This is such a specific task that I would just recommend you write it yourself. The simplest thing you need is an XPATH selector to give you the h1/h2/h3 tags.
Counting the headings:
- Pick any one of your favorite programming languages.
- Issue a web request for a page on your website (Ruby, Perl, PHP).
- Parse the HTML.
- Invoke the XPATH heading selector and count the number of elements that it returns.
Crawling your site:
Do step 2 through 4 for all of your pages (you'll probably have to have a queue of pages that you want to crawl). If you want to crawl all of the pages, then it will be just a little more complicated:
- Crawl your home page.
- Select all anchor tags.
- Extract the URL from each
href
and discard any URLs that don't point to your website.

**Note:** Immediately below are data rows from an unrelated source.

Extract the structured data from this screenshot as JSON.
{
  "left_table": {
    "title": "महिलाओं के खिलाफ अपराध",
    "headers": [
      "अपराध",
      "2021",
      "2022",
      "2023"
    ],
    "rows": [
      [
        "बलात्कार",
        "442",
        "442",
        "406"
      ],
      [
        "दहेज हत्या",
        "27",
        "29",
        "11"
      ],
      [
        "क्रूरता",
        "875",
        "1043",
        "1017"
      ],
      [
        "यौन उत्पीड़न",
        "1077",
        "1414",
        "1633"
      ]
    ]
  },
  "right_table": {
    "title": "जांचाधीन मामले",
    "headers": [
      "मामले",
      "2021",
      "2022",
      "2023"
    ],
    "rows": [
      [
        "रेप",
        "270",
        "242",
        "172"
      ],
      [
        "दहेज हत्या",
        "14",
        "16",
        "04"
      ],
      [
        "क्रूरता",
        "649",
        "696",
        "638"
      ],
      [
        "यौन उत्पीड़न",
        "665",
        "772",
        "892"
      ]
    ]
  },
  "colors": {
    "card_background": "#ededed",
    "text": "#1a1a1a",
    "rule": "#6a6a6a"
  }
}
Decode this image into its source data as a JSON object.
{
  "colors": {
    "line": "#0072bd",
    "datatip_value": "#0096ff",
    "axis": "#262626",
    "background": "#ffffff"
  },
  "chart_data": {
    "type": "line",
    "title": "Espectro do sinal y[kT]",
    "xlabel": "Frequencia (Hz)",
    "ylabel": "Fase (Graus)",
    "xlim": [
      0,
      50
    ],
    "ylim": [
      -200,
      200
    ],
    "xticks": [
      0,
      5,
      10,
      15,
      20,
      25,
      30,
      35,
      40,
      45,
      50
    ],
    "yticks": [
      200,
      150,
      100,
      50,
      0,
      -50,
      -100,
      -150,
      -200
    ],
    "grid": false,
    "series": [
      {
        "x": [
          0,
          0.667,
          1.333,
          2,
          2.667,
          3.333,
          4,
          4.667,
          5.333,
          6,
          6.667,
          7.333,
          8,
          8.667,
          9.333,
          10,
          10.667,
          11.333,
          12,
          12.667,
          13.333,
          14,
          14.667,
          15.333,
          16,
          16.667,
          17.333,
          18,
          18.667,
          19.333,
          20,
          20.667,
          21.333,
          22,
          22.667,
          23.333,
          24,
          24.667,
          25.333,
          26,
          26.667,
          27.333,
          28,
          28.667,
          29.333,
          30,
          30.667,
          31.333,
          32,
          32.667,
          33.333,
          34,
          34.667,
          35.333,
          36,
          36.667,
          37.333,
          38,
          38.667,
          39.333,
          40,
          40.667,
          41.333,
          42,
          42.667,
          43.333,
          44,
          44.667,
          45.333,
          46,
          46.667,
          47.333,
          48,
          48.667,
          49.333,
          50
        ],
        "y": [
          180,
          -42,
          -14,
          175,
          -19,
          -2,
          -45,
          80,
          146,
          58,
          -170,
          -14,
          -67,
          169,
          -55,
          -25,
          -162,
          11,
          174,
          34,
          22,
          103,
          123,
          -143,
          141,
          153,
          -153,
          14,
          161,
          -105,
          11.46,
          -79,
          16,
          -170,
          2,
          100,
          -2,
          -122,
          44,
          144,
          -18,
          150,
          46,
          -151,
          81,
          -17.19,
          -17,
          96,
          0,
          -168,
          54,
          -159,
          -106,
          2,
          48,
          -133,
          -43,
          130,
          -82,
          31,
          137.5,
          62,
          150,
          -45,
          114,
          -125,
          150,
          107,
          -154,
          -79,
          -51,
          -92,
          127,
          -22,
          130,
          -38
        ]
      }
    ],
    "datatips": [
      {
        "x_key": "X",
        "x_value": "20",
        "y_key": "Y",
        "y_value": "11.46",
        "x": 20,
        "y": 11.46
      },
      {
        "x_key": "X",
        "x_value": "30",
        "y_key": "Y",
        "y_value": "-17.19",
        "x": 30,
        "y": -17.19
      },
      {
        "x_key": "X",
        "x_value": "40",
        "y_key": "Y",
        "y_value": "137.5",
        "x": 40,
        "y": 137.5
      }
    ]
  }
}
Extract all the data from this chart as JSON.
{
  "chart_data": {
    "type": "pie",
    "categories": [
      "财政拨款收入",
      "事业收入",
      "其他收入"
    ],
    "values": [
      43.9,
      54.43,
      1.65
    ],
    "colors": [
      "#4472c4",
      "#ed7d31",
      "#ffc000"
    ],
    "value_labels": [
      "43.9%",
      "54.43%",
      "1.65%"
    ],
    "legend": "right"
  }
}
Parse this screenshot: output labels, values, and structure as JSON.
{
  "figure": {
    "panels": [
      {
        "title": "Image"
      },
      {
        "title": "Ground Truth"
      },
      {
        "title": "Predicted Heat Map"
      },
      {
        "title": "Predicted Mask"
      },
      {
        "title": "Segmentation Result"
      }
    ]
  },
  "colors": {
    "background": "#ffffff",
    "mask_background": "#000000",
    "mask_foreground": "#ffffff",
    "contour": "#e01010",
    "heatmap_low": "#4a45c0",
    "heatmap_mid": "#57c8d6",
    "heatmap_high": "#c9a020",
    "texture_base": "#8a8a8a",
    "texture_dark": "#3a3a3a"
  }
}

- Perform a URL-seen test: if you have seen it before, then discard, otherwise queue for crawling.
URL-Seen test:
The URL-seen test is pretty simple: just add all the URLs you've seen so far to a hash map. If you run into a URL that is in your hash map, then you can ignore it. If it's not in the hash map, then add it to the crawl queue. The key for the hash map should be the URL and the value should be some kind of a structure that allows you to keep statistics for the headings:
Key = URL
Value = struct{ h1Count, h2Count, h3Count...}
That should be about it. I know it seems like a lot, but it shouldn't be more than a few hundred lines of code!